Which, it so happens, the artist himself agrees with, in a famous interview in 2013 going so far as to say: “Want to talk about The Marshall Mathers LP? Ok, it’s probably my favourite album of the all the work I’ve done. I hate to admit it, it sounds a bit pretentious, but I think my first three records really captured and described an era”. Hard to argue with that.
Even the cover, in this case, is totally iconic. A black and white photo of Eminem sitting on the steps of his childhood home, the notorious 19946 di Dresden Street, not so far from the famous 8 Mile Road in Detroit. One of the most dangerous and ill-reputed neighbourhoods in the States.
The house remained unsold and abandoned for many years until Em had the brainwave of putting it on the cover of The Marshall Mathers LP 2 in 2013: his great comeback to the scene after years of a loss of artistic focus brought on by the use of many, too many over the counter drugs. And it just so happened that the building was burnt down in a fire a few months later. So long, 19946.

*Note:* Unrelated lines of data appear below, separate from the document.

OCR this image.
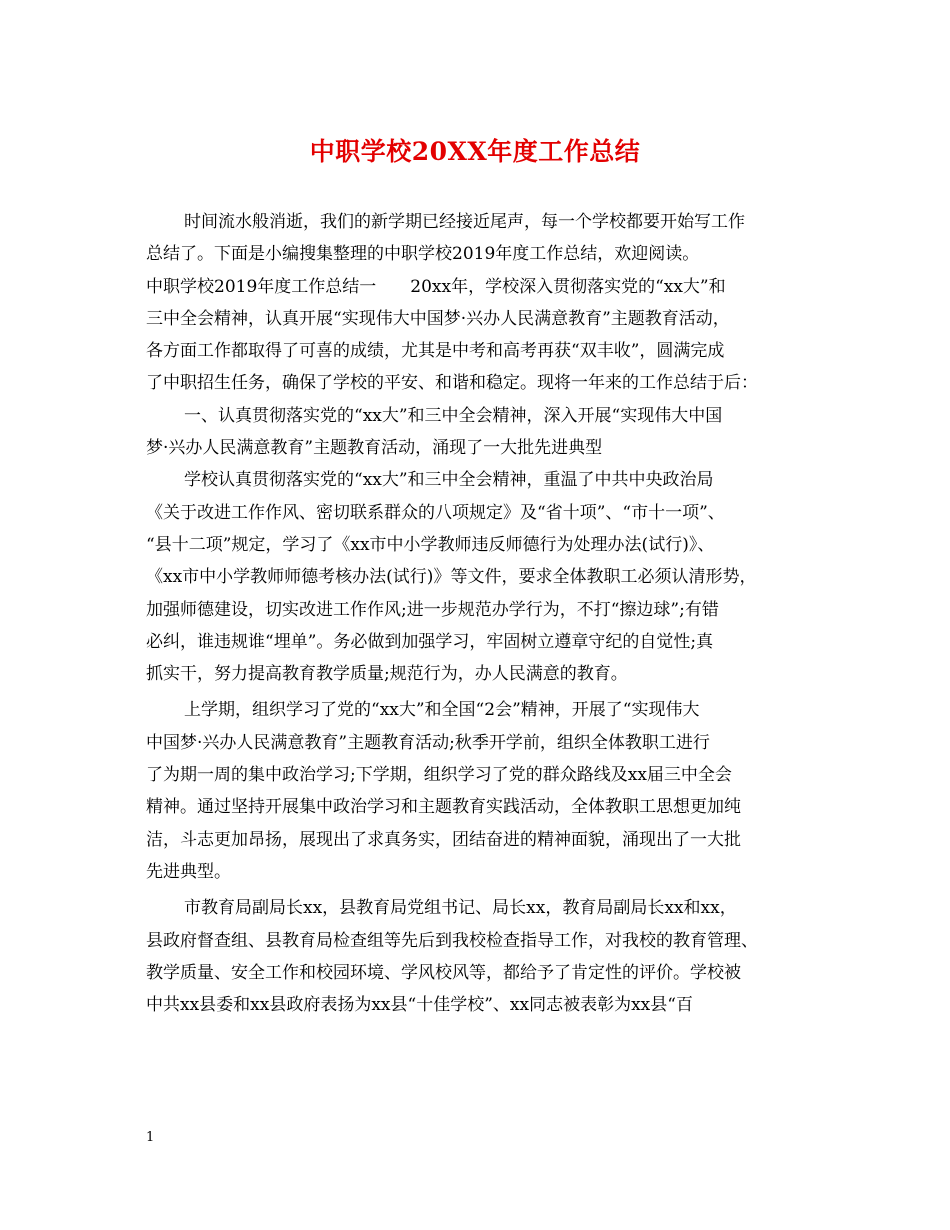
中职学校20XX年度工作总结
时间流水般消逝，我们的新学期已经接近尾声，每一个学校都要开始写工作
总结了。下面是小编搜集整理的中职学校2019年度工作总结，欢迎阅读。
中职学校2019年度工作总结一　　20xx年，学校深入贯彻落实党的“xx大”和
三中全会精神，认真开展“实现伟大中国梦·兴办人民满意教育”主题教育活动，
各方面工作都取得了可喜的成绩，尤其是中考和高考再获“双丰收”，圆满完成
了中职招生任务，确保了学校的平安、和谐和稳定。现将一年来的工作总结于后：
一、认真贯彻落实党的“xx大”和三中全会精神，深入开展“实现伟大中国
梦·兴办人民满意教育”主题教育活动，涌现了一大批先进典型
学校认真贯彻落实党的“xx大”和三中全会精神，重温了中共中央政治局
《关于改进工作作风、密切联系群众的八项规定》及“省十项”、“市十一项”、
“县十二项”规定，学习了《xx市中小学教师违反师德行为处理办法(试行)》、
《xx市中小学教师师德考核办法(试行)》等文件，要求全体教职工必须认清形势，
加强师德建设，切实改进工作作风;进一步规范办学行为，不打“擦边球”;有错
必纠，谁违规谁“埋单”。务必做到加强学习，牢固树立遵章守纪的自觉性;真
抓实干，努力提高教育教学质量;规范行为，办人民满意的教育。
上学期，组织学习了党的“xx大”和全国“2会”精神，开展了“实现伟大
中国梦·兴办人民满意教育”主题教育活动;秋季开学前，组织全体教职工进行
了为期一周的集中政治学习;下学期，组织学习了党的群众路线及xx届三中全会
精神。通过坚持开展集中政治学习和主题教育实践活动，全体教职工思想更加纯
洁，斗志更加昂扬，展现出了求真务实，团结奋进的精神面貌，涌现出了一大批
先进典型。
市教育局副局长xx，县教育局党组书记、局长xx，教育局副局长xx和xx，
县政府督查组、县教育局检查组等先后到我校检查指导工作，对我校的教育管理、
教学质量、安全工作和校园环境、学风校风等，都给予了肯定性的评价。学校被
中共xx县委和xx县政府表扬为xx县“十佳学校”、xx同志被表彰为xx县“百
1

It seems hard to imagine now, but there was a crucial moment in all this story where the album got a poor reception (to put it mildly) from the record label, Interscope Records, which one fine day in spring 2000 actually threatened not to release it at all.
They said it lacked commercial appeal and would never go down with the mainstream public. Eminem, offended by the criticism, went back into the studio and overnight came up with two fantastic singles: The Way I Am and The Real Slim Shady. Two tracks that are firm fixtures in any of his live performances ever since.
And then there was that famous title. The Marshall Mathers LP, obviously was perfect, a revelation; yet, initially Eminem had been thinking of calling it Amsterdam. In fact it was in the Dutch capital of vice that much of the record was composed during a wild “working holiday” the rapper took with his crew, the notorious D12.
Not to mention the censorship, which always rears its ugly head when it comes to Mathers. In the “clean version” of the album, the sixteenth track Kim was actually left out because it recounted the story (in gory detail) of a murderous dream.
A morbid fantasy that Eminem nurtured about Kimberly Scott, his then girlfriend and mother of Hailie, the daughter of the troubled couple who would end up marrying on the wave of success of The Marshall Mathers LP. So luckily it was a false alarm.
Finally, the best-know and celebrated track of them all, the one we know and that we have all sung along to: the melancholy Stan which tells of an insolent, troubled fan (Stan even gets his idol’s name tattooed on his chest) and ends with his committing suicide.
The winning chorus was the work of another singer (a virtual unknown named Dido) and came from a song of hers called Thank You which featured on an album she had released the previus year to a lukewarm reception. After the rap treatment by Eminem and the massive success of the that moving track Stan, that record, No Angel – would end up selling twenty-two million copies…
I’ll say that again: twenty-two million. Mind-boggling. About two million more than The Marshall Mathers LP we’re celebrating today with a gallery of tattoos dedicated to Eminem and a record that was surprising, outrageous, dark and introspective from the first day of its release two decades ago.